Friendship Is Not Always Forever
Friendship is part of our lives. It is born, it grows and it ends at the same time we grow and change. By learning to accept that our relationships with others go through different stages we can enjoy them more intensely, since we know that friendships can end for different reasons.
Take care of your friends, they are a treasure, and we never know how long they will share their life with us. And like with any treasure, suffering from the loss or distance will be less if we made every moment count while it lasted.
Who our friends are
We often hear the word friend, and a multitud of phrases about them. However, most of these references do not give the value of friendship or the depth of feeling involved. A friend, is someone with whom we share a stage in our life, so to speak, a part of our path of life.
It isn’t necessary to mention the importance of friendship in a person’s life. Friendship fills us, enriches us and makes us grow.
What does friendship need?
Friendship, like a plant or any emotional relationship, also needs time, care, interest, sincerity and contact. The feelings between friends should be caring, affectionate, and loving, filling the relationship with closeness and special gifts.

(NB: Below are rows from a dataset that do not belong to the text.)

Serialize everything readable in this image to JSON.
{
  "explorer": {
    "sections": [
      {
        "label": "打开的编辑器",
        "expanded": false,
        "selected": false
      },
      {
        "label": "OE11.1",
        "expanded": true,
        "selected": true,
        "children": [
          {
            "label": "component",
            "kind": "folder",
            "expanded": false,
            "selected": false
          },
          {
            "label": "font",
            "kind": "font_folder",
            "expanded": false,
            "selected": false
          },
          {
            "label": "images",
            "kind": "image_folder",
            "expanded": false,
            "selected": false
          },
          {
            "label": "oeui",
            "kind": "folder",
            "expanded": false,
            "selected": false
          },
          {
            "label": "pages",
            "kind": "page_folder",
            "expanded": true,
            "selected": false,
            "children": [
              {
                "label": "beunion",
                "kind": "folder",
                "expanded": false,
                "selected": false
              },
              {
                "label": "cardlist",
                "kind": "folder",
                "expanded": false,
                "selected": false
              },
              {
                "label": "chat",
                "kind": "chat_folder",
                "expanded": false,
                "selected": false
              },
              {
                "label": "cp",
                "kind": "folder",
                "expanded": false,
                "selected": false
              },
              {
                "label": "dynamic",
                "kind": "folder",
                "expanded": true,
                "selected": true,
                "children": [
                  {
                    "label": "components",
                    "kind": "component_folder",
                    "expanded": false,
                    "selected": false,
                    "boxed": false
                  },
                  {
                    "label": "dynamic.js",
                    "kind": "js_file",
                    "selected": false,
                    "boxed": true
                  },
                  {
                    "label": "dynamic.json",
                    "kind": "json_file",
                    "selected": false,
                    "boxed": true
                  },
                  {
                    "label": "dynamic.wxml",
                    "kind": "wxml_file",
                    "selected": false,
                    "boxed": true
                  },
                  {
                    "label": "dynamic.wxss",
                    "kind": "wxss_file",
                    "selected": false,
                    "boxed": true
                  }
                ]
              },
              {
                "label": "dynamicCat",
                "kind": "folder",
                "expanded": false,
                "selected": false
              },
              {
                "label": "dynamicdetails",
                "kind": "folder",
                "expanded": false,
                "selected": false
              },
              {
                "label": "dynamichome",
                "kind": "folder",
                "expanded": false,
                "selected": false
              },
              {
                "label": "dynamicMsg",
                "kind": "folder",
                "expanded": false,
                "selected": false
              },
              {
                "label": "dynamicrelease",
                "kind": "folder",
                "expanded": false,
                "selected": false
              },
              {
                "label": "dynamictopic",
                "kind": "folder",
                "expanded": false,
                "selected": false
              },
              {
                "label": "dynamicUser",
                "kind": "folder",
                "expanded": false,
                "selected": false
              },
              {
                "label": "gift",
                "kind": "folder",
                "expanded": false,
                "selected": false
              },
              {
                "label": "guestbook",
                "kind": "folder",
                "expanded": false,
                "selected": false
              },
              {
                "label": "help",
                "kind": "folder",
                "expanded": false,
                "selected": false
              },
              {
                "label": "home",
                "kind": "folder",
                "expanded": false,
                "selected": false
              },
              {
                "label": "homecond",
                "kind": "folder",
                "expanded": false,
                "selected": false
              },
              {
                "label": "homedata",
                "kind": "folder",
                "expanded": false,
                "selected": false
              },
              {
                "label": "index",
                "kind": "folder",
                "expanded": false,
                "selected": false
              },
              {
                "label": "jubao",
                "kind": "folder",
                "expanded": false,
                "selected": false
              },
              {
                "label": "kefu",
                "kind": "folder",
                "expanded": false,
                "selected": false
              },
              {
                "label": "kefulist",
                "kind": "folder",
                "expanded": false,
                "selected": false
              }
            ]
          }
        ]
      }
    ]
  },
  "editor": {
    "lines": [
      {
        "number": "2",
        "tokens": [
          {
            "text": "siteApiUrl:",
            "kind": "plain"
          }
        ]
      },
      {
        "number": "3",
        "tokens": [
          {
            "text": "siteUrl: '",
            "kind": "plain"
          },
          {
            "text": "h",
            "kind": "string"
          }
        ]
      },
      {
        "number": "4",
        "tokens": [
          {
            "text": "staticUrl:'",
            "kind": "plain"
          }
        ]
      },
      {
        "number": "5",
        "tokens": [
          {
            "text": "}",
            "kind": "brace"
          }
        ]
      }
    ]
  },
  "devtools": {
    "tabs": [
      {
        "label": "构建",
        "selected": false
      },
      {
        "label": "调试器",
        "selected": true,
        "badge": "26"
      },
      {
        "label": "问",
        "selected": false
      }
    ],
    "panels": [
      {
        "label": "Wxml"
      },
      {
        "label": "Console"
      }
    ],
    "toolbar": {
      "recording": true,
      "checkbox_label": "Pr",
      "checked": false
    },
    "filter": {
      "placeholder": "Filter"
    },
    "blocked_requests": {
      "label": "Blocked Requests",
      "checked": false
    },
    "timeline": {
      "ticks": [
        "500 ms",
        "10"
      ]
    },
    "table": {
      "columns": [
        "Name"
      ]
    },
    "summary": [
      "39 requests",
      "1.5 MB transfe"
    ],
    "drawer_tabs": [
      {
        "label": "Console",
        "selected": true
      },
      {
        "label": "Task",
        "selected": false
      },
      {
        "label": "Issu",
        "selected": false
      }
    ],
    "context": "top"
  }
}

In addition, a friendship is born and is maintained when we share something in common, for example, life values, hobbies, political or religious ideas, children of the same age, etc…
“Friendship is one soul dwelling in two bodies; a heart that lives in two souls. “
However, often, friends are lost, remaining only in the memory of the good old times, left behind, almost forgotten in a stage that already passed.
How long does a friendship last?
Obviously, there is no definite or limited time for a friendship. However, there is usually an explanation as to why it ended, was forgotten or got lost in the past and remains only in our memories.
A friendship is born when we come together because of common values, projects, ideas or ideals. This unites us as we spend time together over long conversations, about work or fun. Many friendships arise at a certain stage of our lives, and often, end when this stage is over.
A stage ends when there is a change in us, when we evolve, mature, grow or simply adapt to new circumstances.
Each stage has its values and its needs
As children, friends play a very important role, however, we do not know who we really are, or how to direct our lives. When we find our path, we may end up distancing ourselves and finding other friends with whom we can share this new stage.
This process repeats itself throughout life, as often as we change our values, mature or decide to turn our lives around. Each time we change, our surroundings change.
There are several distinct stages in life which can lead to a change of friends. For example, childhood and school, adolescence and the choice of studies, upon reaching adulthood, joining the work force, parenthood, job changes, having a partner or changing partners, crises and retirement, among others.
“However long the storm, the sun always shines again in the clouds.”
Friendship is not forever
At all stages, friends make a big impression. One so deep that we don’t ever want it to end, however, is part of the law of life.
We will share our lives with those who share our values. And so we can say we are friends because our paths have crossed in life and continue to be friends until our paths go in different directions.
Still, friends remain in us forever, by what we learned with them and everything we experienced and shared. Friendship is part of our growth and without it, it would be impossible to evolve.
And sometimes, this development requires each one go along their own path, rhythm, process and follow their own values, ending a period of what was a wonderful friendship while it lasted.